22.  An examination of the mortgage account statements and correspondence from the Bank shows that in 2000, no payments were received by the Bank until 17 April 2000. From then until the end of the year, a single payment was made each month in each case of over £100. The amounts paid monthly in 2001 are unclear as the bank statements are incomplete, but from those that are disclosed it seems clear that monthly payments fluctuated in size. No payment was made in January 2002, but on 28 February 2002 a payment was made of over £230. There was then no payment until May 2002, when a payment was received of over £150. There was then no payment in June 2002. From then on, monthly payments appear to have been made at a rate of rather less than £80 per month, roughly the size of the monthly payments which the Applicant says that he made with his own money.

 

23.  The payments made and omitted until mid-2002 simply do not tie in with the Applicant’s evidence as to his regular monthly payments from March 2000, and I am satisfied that he made no such payments. Further, the matters to which I have referred lead me to the conclusion that on the balance of probabilities the Applicant made no direct contributions to the mortgage repayments and I so find. I am not satisfied that the Applicant made any payments of any kind to or for the benefit of the Respondent apart from the payments of £80 per week between February and November 2004 which were made as a general contribution towards living expenses for the short period they were living together.

 

24.  I also reject the Applicant’s claim that there was a written agreement by the Respondent that she would give him what was fair if they separated or if she sold the property. Again, this claim was made long after this claim was first made and long after solicitors prepared both his statutory declaration and Statement of Case, and I can see no good reason why she should ever have signed such a document, unless under threat of violence from him.

 

25.  In any event, an examination of the Bank’s accounts, statements and correspondence makes it clear that part of the mortgage payments were made by the DSS, and that the totality of the sums received by the Bank was only sufficient overall approximately to cover the interest on the sums due and other outgoings. The amount due on 1 January 2000 appears to have been £27702.71 (adding together the four sub-accounts revealed by the statements of account), and the opening balance on 1 January 2005 was £27395.42. It is therefore plain that even if any sum was paid by the Applicant, its effect on the capital amount owing was negligible.

 

26.  In summary, therefore, I am unable to find a shadow of a justified claim by the Applicant for any share in the equity of the property.

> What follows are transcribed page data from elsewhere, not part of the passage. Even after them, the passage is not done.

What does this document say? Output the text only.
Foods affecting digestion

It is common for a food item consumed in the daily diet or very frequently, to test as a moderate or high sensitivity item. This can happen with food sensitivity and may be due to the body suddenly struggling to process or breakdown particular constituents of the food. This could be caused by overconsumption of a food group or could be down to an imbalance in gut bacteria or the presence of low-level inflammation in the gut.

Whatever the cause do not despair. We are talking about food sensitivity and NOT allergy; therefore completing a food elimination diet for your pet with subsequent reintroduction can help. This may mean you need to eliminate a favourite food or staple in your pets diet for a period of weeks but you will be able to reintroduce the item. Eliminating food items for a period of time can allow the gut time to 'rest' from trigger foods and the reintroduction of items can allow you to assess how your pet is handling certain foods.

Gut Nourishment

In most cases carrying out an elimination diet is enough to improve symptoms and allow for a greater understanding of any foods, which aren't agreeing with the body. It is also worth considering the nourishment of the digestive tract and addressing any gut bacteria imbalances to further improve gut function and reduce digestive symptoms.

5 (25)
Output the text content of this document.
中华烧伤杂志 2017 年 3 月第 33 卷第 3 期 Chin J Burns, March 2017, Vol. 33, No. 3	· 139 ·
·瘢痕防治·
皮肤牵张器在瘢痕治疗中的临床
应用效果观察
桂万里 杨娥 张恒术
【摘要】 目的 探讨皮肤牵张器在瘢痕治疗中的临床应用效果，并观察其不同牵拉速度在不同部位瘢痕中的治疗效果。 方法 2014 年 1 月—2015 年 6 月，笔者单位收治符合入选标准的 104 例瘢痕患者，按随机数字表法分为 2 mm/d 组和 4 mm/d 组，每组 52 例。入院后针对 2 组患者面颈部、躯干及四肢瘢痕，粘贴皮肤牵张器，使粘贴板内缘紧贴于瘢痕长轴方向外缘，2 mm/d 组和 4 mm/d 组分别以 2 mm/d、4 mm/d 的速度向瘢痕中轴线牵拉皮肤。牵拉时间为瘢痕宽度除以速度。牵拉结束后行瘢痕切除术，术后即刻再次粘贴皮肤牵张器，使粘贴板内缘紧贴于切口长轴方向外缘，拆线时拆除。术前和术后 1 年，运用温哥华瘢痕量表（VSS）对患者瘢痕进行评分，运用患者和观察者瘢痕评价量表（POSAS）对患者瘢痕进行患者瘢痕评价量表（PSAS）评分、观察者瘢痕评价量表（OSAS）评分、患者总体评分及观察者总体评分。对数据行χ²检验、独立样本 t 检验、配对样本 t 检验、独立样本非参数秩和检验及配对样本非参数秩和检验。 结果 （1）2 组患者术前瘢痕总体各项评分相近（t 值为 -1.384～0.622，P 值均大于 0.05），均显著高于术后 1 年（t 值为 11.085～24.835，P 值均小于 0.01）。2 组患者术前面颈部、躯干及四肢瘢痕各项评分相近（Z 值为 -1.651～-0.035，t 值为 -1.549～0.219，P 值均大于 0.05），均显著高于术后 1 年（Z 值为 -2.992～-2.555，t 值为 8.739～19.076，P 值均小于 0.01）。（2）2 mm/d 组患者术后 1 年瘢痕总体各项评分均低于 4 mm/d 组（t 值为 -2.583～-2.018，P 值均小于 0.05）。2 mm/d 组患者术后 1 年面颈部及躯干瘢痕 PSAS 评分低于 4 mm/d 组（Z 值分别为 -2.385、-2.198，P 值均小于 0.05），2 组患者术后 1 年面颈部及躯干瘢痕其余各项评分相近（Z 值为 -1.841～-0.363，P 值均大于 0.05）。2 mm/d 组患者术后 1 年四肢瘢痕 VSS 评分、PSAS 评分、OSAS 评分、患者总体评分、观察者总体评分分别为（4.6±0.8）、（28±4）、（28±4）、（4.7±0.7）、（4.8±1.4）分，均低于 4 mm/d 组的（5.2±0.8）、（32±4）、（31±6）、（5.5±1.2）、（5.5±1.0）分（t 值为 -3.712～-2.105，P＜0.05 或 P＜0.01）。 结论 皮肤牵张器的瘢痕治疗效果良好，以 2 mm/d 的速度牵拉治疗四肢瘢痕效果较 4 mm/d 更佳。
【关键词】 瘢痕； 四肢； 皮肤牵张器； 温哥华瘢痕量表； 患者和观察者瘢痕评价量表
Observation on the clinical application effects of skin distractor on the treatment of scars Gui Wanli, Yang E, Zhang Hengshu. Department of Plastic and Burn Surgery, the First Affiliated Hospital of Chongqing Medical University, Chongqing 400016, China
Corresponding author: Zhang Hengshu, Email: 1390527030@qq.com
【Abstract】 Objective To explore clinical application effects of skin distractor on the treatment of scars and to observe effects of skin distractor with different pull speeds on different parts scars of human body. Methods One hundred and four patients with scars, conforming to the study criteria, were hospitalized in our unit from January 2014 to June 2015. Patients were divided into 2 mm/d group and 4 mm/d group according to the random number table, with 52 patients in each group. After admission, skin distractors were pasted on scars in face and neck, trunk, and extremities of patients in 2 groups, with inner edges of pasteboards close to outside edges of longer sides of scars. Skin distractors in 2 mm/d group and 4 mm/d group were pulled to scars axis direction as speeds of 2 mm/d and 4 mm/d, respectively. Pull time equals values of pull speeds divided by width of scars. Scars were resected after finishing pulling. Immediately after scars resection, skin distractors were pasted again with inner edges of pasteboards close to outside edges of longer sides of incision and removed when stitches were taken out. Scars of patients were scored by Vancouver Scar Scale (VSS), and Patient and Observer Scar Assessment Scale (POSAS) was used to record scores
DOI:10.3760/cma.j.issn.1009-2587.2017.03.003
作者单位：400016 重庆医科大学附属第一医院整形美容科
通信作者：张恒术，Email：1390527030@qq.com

His clear stated intention is to pursue further a claim for a share in the property which he puts at £20000. Insofar as this is based on a claim that he did the work, and paid the sums, set out in his statement dated 30 April 2007, this claim ought to have been included in the present claim. A claimant cannot make his claim to an equitable interest in property in chunks in several sets of proceedings. The claim has been made in these proceedings and has failed. It cannot be renewed on the basis of facts which existed, and were known to him, before these proceedings began, just because he chooses not to refer to them in these proceedings until two or three days before the hearing. To avoid any risk of improper interference by the Applicant with the Respondent’s property, I therefore intend to direct the Chief Land Registrar pursuant to rule 41(2) of the Adjudicator to Her Majesty’s Land Registry (Practice and Procedure) Rules 2003 to reject any future application by the Applicant to have any entry of any kind made in relation to this property which is based on any matter occurring prior to the date of the hearing on 1 June 2007.